Servus TV
- Country: Austria
- Transmitters: Untersberg
- Headquarters: Wals-Siezenheim

Programming
- Language(s): German
- Picture format: 576i (16:9 SDTV) 1080i (16:9 HDTV)

Ownership
- Owner: Red Bull GmbH
- Key people: Ferdinand Wegscheider [de] Dietrich Mateschitz (until 2022) Dietmar Otti Christopher Reindl

History
- Launched: 17 September 1995; 30 years ago
- Former names: Salzburg TV (1995–2009)

Links
- Website: www.servustv.com

= ServusTV =

Austrian TV station

Servus TV is a TV station based in Wals-Siezenheim in the Austrian state of Salzburg and owned by Red Bull Media House GmbH, a subsidiary of Red Bull GmbH, which also publishes the magazine Servus in Stadt und Land. The station is the successor to Salzburg TV, founded in 1995 and rebranded in 2009. It is politically aligned with the far right.

In Austria Servus TV is distributed via DVB-T2 terrestrial television, the Astra 19.2°E satellites, as well as via digital cable provider A1 Kabel TV and some German digital cable networks.

== History ==
The history of the station dates back to the first private TV station in Austria. Started as Salzburg TV in 1995, it was initially available only by cable in Salzburg. The TV station received media attention after it started terrestrial transmission on 25 October 2000, which was illegal at that time in Austria. The transmission facility, located at Untersberg (owned by Germany, but physically located in Austria), was confiscated by Austrian authorities after five days. The owner of Salzburg TV entered a hunger strike for two weeks in protest. As a result, terrestrial transmission of private TV stations was legalized in Austria, and transmission restarted in 2002 from the old transmission site on UHF channel 36.

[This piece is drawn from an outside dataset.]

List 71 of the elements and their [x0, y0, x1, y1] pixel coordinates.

The TV station was sold in 2004 due to impending bankruptcy. In 2007, the shares went to Red Bull GmbH. The original owners sold their shares of the station soon after, and in 2009, the station was renamed Servus TV. Its new name derives from a popular greeting used across the former lands of the Habsburg Empire in Central and Eastern Europe.

On May 3, 2016, Red Bull Media House announced that it would cease broadcasting to prevent the establishment of a work council at the company. The Red Bull owner Dietrich Mateschitz claimed that a works council would detract from the station's independence, and that the idea was brought forward "anonymously, supported by the union and the Chamber of Labor". On May 4, most employees expressed their opposition to the works council in writing and a video message was sent to Mateschitz asking him to continue the channel. On May 5, Mateschitz reversed his decision.

== Political direction ==
The TV station has been associated with the political far right and conspiracy theorising. As part of the talk show “Talk im Hangar 7”, the leading figure of the neo-fascist identitarian movement IBÖ Martin Sellner was invited to a panel discussion on the topic "How dangerous are our Muslims?".

In his weekly commentary series “Der Wegscheider”, the director of Servus TV Ferdinand Wegscheider spread controversial and unsubstantiated information about the COVID-19 pandemic. This frequently took the form of posing rhetorical questions. For example, he explained that the vaccination was “insufficiently tested” and contained “genetically modified substances”. He further claimed that the administration of the antiparasitic ivermectin would be an adequate therapy. In 2021, the press club Concordia filed an official complaint against the broadcaster at the communications authority of Austria (Kommunikationsbehörde Austria).

A recurring guest of Servus TV was the microbiologist and corona trivializer Sucharit Bhakdi.

==Availability==
Servus TV is available via terrestrial transmission in Austria, as well as Europe-wide from the Astra 19.2°E satellite constellation. It is also available from the Swiss service Kabelio from the Hot Bird 13 satellites.

==Sports==
Servus TV airs ice hockey on Sunday nights, with the Austrian Hockey League in Austria and the Deutsche Eishockey Liga in Germany. It also airs the FIM MotoGP World Championship, and will add the UEFA Champions League and Formula 1 in 2021. It previously aired the World Rally Championship, Red Bull Air Race and Red Bull X-Fighters.